Adieu, ma chère enfant, j’embrasse votre comte ; je l’aime encore mieux dans son appartement que dans le vôtre. Hélas ! quelle joie de vous voir belle taille, en santé, en état d’aller, de trotter comme une autre. Donnez-moi le plaisir de vous revoir ainsi.


93. — DE Mme DE SÉVIGNÉ À Mme DE GRIGNAN.

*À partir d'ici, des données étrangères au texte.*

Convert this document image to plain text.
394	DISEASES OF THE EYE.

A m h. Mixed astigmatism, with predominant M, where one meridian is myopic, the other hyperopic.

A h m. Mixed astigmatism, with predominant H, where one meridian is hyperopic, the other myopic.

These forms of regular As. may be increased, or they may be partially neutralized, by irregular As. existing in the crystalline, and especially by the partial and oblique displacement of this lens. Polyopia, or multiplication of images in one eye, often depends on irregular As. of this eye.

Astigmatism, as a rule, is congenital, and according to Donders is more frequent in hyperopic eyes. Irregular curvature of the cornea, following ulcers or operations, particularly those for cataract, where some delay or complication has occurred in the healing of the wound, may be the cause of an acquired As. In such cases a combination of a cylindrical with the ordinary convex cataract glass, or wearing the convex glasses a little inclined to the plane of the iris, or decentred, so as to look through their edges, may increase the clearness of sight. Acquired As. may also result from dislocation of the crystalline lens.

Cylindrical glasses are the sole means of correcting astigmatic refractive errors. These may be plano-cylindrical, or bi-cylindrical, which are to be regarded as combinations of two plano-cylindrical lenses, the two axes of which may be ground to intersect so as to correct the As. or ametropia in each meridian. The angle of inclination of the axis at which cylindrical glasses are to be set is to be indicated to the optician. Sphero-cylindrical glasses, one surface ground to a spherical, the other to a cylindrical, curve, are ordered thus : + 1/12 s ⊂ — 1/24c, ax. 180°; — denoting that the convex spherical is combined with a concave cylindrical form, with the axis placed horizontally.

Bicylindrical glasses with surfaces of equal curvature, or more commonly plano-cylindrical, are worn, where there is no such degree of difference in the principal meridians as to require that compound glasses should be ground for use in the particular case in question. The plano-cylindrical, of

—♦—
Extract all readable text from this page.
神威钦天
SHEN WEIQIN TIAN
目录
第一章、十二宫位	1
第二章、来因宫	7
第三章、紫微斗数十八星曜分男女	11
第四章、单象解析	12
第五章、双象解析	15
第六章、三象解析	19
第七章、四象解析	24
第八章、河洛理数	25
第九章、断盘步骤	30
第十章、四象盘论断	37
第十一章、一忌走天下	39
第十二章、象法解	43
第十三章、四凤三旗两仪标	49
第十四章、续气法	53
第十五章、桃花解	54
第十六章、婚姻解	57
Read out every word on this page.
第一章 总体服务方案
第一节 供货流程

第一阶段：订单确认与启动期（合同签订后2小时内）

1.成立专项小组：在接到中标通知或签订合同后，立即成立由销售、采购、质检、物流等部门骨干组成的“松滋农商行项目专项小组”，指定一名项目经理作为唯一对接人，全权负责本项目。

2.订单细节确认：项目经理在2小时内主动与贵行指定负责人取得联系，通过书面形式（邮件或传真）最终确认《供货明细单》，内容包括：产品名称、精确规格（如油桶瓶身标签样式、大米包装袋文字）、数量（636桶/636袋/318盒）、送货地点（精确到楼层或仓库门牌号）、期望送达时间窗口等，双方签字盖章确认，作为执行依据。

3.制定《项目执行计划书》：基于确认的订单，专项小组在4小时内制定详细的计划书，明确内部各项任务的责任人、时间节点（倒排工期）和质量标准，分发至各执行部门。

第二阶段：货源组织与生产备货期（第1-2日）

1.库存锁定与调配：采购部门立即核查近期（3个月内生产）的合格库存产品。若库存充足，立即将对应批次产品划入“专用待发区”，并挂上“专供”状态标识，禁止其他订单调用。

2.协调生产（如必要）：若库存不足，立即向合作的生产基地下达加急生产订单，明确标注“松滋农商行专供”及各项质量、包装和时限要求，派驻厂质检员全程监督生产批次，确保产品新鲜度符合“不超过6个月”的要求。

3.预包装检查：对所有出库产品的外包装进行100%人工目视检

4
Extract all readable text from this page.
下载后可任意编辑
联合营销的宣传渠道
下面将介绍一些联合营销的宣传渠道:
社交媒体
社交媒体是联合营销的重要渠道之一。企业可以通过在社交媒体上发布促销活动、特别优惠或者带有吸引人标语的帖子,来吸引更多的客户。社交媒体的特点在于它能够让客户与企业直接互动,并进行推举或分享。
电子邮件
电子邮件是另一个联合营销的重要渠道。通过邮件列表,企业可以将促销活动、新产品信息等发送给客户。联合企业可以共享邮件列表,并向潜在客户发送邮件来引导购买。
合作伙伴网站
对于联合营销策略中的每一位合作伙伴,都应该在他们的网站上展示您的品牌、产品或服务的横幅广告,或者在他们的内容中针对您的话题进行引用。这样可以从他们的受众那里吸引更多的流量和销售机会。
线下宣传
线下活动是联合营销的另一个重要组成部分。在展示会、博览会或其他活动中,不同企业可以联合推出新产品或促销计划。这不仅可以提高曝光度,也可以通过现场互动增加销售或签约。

À Paris, mercredi 16 mars 1672.

Vous me parlez de mon départ : ah ! ma fille, je languis dans cet espoir charmant ; rien ne m’arrête que ma tante[1], qui se meurt de douleur et d’hydropisie : elle me brise le cœur par l’état où elle est, et partout ce qu’elle dit de tendre et de bon sens ; son courage, sa patience, sa résignation, tout cela est admirable. M. d’Hacqueville et moi, nous suivons son mal jour à jour : il voit mon cœur, et la douleur que j’ai de n’être pas libre tout présentement : je me conduis par ses avis ; nous verrons entre ci et Pâques : si son mal augmente, comme il a fait depuis que je suis ici, elle mourra entre nos bras : si elle reçoit quelque soulagement, et qu’elle prenne le train de languir, je partirai dès que M. de Coulanges sera revenu. Notre pauvre abbé est au désespoir, aussi bien que moi ; nous verrons donc comme cet excès de mal se tournera dans le mois d’avril : je n’ai que cela dans la tête : vous ne sauriez avoir tant d’envie de me voir que j’en ai de vous embrasser : bornez votre ambition, et ne croyez pas me pouvoir jamais égaler là-dessus.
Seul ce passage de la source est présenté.